После ужина она идёт в постель и тайком читает книги, которые ей приходится прятать от брата и от гувернантов; театральные пьесы, любовные романы и новейшие философские сочинения; энциклопедия Дидро и Д’Аламбера, но в первую очередь Вольтер и Руссо. То, что человеческое общество испорчено и коррумпировано, она безоговорочно могла подтвердить из своих ежедневных наблюдений во дворце, а то, что простые труженики в своём природном состоянии добры и благородны, она раз за разом наблюдает во время своих выездов в поля, пусть и издали.

Элизабет хочет назад, к природе. Она больше не желает быть принцессой, не желает жить в старом дворце. Она хочет жить в крестьянском подворье, в настоящем крестьянском хозяйстве с фруктовыми деревьями и лугами, на которых пасутся настоящие коровы, и чтоб был огород и курятник, батраки и работницы, все как на подбор прилежные и здоровые, благожелательные и счастливые. Ведь лучший из миров возможен, если только каждый человек на своём месте честно и умеючи возделывает свой сад; принцесса хочет в это верить.


Если Элизабет чего-то хочет, она докладывает о своём желании брату.

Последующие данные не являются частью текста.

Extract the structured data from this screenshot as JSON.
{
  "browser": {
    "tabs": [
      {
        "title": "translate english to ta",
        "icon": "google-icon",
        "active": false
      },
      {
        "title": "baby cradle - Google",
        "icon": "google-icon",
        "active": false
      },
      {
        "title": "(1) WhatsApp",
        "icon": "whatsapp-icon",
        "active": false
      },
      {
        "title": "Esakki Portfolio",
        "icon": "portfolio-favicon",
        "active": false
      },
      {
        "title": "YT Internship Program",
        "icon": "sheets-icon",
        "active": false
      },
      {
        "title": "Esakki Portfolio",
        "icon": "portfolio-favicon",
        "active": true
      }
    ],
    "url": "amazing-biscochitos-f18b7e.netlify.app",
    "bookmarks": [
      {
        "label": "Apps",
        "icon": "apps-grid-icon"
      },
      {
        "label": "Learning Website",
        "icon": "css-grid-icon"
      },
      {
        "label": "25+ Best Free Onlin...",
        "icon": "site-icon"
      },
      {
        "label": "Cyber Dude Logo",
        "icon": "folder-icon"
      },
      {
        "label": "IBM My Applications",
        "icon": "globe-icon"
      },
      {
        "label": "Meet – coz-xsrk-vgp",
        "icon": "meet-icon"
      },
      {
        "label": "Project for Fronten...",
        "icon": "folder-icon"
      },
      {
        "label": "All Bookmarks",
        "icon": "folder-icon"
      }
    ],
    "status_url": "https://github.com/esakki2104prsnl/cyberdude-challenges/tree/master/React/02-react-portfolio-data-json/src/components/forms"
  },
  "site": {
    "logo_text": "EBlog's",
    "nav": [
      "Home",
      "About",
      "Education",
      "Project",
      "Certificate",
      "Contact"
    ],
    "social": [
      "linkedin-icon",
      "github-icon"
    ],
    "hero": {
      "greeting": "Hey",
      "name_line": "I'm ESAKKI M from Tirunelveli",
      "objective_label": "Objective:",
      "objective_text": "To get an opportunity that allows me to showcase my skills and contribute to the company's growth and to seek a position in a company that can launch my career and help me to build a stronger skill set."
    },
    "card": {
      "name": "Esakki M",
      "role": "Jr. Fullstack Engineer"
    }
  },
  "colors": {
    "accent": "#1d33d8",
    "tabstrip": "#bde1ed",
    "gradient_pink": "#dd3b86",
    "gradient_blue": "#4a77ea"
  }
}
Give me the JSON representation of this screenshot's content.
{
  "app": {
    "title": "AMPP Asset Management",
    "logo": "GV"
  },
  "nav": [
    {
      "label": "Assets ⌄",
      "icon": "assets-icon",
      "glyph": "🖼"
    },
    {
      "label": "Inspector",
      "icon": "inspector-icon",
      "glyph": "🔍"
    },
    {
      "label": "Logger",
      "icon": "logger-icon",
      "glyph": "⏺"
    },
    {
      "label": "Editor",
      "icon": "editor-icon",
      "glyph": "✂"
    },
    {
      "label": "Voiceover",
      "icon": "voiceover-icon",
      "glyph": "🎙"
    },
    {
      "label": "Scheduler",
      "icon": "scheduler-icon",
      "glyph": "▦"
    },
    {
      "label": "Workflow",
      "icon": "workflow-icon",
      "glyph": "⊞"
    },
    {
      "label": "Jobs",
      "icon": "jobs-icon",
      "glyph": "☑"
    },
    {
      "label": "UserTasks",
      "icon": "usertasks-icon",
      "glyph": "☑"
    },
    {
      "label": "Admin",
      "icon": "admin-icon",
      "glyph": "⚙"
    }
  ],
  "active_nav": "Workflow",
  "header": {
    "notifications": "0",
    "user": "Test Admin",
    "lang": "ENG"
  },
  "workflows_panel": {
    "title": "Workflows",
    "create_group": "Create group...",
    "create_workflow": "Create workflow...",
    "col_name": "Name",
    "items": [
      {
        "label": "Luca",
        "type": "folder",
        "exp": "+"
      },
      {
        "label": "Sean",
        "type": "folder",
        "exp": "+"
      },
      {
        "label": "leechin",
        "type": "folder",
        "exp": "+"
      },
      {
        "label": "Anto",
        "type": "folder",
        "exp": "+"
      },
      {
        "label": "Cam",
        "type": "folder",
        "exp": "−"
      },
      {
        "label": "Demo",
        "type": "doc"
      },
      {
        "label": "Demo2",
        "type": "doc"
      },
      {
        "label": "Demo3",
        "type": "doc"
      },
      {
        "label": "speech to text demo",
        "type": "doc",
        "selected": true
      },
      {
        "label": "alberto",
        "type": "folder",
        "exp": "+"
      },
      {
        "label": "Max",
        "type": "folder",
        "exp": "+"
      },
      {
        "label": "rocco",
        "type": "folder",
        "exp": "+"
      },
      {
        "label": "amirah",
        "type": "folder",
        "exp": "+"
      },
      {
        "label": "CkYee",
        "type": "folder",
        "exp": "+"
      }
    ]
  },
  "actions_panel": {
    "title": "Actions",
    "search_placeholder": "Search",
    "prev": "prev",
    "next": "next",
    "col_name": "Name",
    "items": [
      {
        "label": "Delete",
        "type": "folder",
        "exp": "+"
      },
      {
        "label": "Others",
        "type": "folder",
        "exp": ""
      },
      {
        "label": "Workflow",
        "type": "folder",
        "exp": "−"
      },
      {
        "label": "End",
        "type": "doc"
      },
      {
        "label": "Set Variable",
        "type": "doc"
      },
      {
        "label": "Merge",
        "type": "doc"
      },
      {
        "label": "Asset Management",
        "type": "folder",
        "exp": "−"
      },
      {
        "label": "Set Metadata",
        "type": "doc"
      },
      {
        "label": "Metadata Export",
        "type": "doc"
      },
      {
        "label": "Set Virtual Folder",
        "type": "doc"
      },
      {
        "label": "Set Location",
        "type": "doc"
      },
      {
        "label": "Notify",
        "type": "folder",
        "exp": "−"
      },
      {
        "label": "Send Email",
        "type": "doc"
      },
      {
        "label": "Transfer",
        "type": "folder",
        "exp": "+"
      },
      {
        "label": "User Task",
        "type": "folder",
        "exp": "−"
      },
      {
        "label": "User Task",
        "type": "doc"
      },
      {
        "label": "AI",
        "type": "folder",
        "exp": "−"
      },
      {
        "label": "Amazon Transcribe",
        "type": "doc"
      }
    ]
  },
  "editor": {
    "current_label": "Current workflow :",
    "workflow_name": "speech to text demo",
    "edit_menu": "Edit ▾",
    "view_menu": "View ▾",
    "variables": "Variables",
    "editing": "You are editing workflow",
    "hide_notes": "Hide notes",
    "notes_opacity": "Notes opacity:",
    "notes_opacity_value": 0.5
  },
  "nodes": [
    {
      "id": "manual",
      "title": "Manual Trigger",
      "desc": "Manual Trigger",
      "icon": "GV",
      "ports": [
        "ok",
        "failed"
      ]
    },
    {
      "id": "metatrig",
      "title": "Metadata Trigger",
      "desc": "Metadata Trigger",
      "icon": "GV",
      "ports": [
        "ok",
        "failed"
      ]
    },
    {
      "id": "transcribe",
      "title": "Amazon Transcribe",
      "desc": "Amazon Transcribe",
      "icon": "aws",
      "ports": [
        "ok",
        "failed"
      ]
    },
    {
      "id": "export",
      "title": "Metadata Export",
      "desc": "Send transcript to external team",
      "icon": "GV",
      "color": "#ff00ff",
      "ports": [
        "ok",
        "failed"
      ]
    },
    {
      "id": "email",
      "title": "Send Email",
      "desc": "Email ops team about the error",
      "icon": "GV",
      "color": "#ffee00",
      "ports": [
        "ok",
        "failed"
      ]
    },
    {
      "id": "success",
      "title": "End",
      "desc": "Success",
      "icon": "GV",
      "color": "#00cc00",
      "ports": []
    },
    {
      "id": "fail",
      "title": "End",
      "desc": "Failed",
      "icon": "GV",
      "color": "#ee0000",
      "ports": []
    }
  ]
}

Король Людовик XVI очень слабый и скучный человек, но он любит свою младшую сестру и рад исполнить все её желания; итак, он дарит ей на её девятнадцатый день рождения хорошенькое небольшое крестьянское подворье, где она может проводить дни напролёт. Но в течение шести лет, пока она не войдёт в свое полное совершеннолетие, на этом он настаивает, она должна каждый вечер являться к ужину в замок.

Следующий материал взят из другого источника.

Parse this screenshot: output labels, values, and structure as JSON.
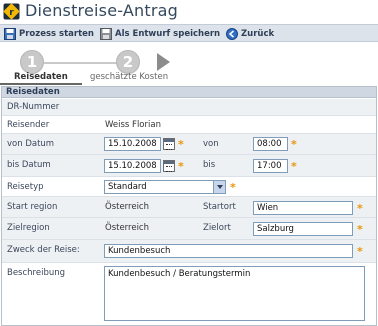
{
  "window": {
    "title": "Dienstreise-Antrag"
  },
  "toolbar": {
    "start_label": "Prozess starten",
    "draft_label": "Als Entwurf speichern",
    "back_label": "Zurück"
  },
  "wizard": {
    "steps": [
      {
        "number": "1",
        "label": "Reisedaten",
        "active": true
      },
      {
        "number": "2",
        "label": "geschätzte Kosten",
        "active": false
      }
    ]
  },
  "form": {
    "section_title": "Reisedaten",
    "dr_nummer": {
      "label": "DR-Nummer",
      "value": ""
    },
    "reisender": {
      "label": "Reisender",
      "value": "Weiss Florian"
    },
    "von_datum": {
      "label": "von Datum",
      "value": "15.10.2008",
      "time_label": "von",
      "time_value": "08:00"
    },
    "bis_datum": {
      "label": "bis Datum",
      "value": "15.10.2008",
      "time_label": "bis",
      "time_value": "17:00"
    },
    "reisetyp": {
      "label": "Reisetyp",
      "value": "Standard"
    },
    "start_region": {
      "label": "Start region",
      "value": "Österreich",
      "ort_label": "Startort",
      "ort_value": "Wien"
    },
    "zielregion": {
      "label": "Zielregion",
      "value": "Österreich",
      "ort_label": "Zielort",
      "ort_value": "Salzburg"
    },
    "zweck": {
      "label": "Zweck der Reise:",
      "value": "Kundenbesuch"
    },
    "beschreibung": {
      "label": "Beschreibung",
      "value": "Kundenbesuch / Beratungstermin"
    },
    "required_marker": "*"
  },
  "colors": {
    "required": "#e8960c",
    "header_bg": "#cfd8e2",
    "toolbar_bg": "#dde3ea",
    "title": "#34495e"
  }
}
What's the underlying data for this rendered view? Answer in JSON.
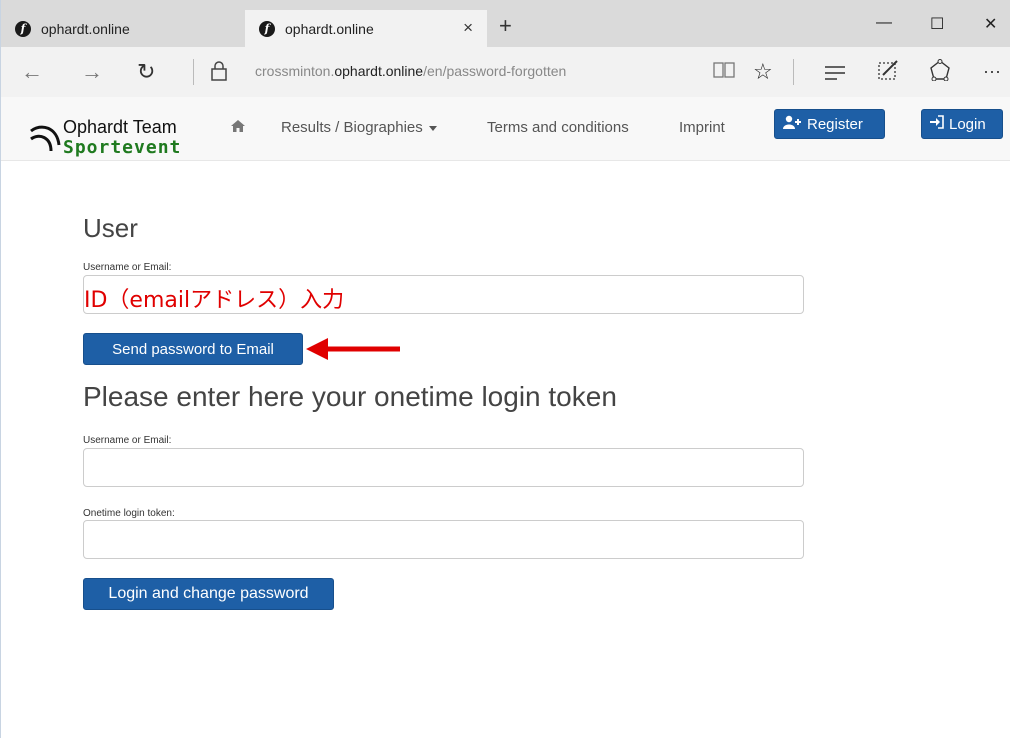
{
  "browser": {
    "tabs": [
      {
        "title": "ophardt.online"
      },
      {
        "title": "ophardt.online"
      }
    ],
    "new_tab": "+",
    "close_tab": "×",
    "window_buttons": {
      "minimize": "—",
      "maximize": "☐",
      "close": "✕"
    },
    "url_prefix": "crossminton.",
    "url_domain": "ophardt.online",
    "url_path": "/en/password-forgotten",
    "more": "···"
  },
  "site": {
    "logo_team": "Ophardt Team",
    "logo_sport": "Sportevent",
    "nav": {
      "results": "Results / Biographies",
      "terms": "Terms and conditions",
      "imprint": "Imprint",
      "register": "Register",
      "login": "Login"
    }
  },
  "user_section": {
    "heading": "User",
    "username_label": "Username or Email:",
    "username_value": "ID（emailアドレス）入力",
    "send_button": "Send password to Email"
  },
  "token_section": {
    "heading": "Please enter here your onetime login token",
    "username_label": "Username or Email:",
    "username_value": "",
    "token_label": "Onetime login token:",
    "token_value": "",
    "login_button": "Login and change password"
  },
  "colors": {
    "primary": "#1e5fa6",
    "annotation_red": "#e00000",
    "logo_green": "#1f7a1f"
  }
}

Поместье Монтрёй расположено в доброй миле от Версаля, если ехать по аллее в сторону Парижа, недалеко от общего дома итальянских кастратов; Людовик купил это поместье у обедневшего дворянина. В него входит восемь гектар пахотной земли и лугов. Всё поместье огорожено поросшей плющом стеной в два человеческих роста, на въезде у ворот круглосуточно дежурит швейцарский гвардеец. В конце подъездной дороги стоит одноэтажный деревенский дом, уже изрядно обветшавший, рядом с ним хлев, крытый соломой, в котором уже давно не водится никакой скотины; на навозной куче уже подросли платаны. За домом есть фруктовый садик, деревья которого давно никто не обрезал, и огородик, заросший колючими побегами ежевики. И над всем этим по-прежнему висит этот сернисто-жёлтый туман, который опустился сюда через пару недель после девятнадцатилетия Элизабет.

Вот уже четыре месяца она ежедневно приезжает сюда. Поначалу она ещё позволяла своим придворным дамам сопровождать её, но теперь предпочитает общество работниц и служанок. Она уже достаточно обустроилась в доме со своими двумя тысячами томов, с клавесином и бильярдным столом. Иногда она приводит с собой гостей – то мальчика-сироту из города, которому хочет показать свой бильярдный стол, то больную старушку из придорожной канавы, которую пригласила на чашку чая, то деревенского батрака, которому хочет подарить нож.

Швейцарский гвардеец на входных воротах быстро привык к оригинальным выходкам принцессы. Но когда она однажды прискакала верхом в полуденный час 19 сентября 1783 года в обществе барашка, утки и петуха со сломанным крылом, он всё-таки удивился.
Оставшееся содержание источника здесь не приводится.